「リフォーム工場の方へ持って行くらしいです。手直しするとかで」

「そうですか。もう持って行って結構ですよ」

「あ―― はい」

 未央は返事をすると、キャスターを押してエレベーターの方へ歩き出した。

 二歩、三歩と足を進める。

 そのとき――

「お嬢さん」

 今度は警備員に呼び止められて、未央はその場に凍りついた。

 いったい何の用なのだろう?

「何ですか?」

 ドキドキしながら振り向くと、警備員は顎で未央の足を示した。

「足、どうしたんです?」

「さっきこれが倒れそうになった時捻っちゃったみたいです」

 心の中でホッとしつつも、肩を竦めて少し困った様に微笑んで見せる。

「そうですか……すみませんでしたね。大丈夫ですか?」

「いいえ。気になさらないでください。湿布でもすれば直ぐに治りますから。
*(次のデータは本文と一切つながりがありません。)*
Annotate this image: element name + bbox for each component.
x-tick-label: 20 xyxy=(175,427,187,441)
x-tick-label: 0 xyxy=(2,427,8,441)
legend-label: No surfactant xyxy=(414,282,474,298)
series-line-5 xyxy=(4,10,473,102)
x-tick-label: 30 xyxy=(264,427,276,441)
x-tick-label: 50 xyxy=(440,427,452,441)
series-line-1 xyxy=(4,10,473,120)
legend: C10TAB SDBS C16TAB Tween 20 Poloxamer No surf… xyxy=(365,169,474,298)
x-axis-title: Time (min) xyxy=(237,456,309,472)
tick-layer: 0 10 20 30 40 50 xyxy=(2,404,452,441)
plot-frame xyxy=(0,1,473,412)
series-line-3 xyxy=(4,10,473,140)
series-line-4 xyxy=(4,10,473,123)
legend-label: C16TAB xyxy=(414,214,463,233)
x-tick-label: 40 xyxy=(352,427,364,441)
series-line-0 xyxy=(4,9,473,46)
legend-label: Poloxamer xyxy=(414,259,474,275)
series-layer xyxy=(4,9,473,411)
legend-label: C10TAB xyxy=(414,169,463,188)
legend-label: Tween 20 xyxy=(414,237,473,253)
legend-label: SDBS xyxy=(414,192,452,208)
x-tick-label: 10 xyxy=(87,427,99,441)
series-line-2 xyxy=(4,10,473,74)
じゃあ失礼します」

 すまなそうに頭を掻いた警備員に答えて、未央はまた歩き出した。

 エレベーターのボタンを押す。

 やって来たそれに乗り込み、ドアを閉める。

 途端にうずくまって足首を押さえた。

「助かった………」

 大きく溜め息を吐いた未央の頭の中には、千聖の顔が浮かんだ。

「千聖―― ありがとう。もうこれで二度も助けられちゃったね」

 未央はニッコリ微笑んだ。



…☆…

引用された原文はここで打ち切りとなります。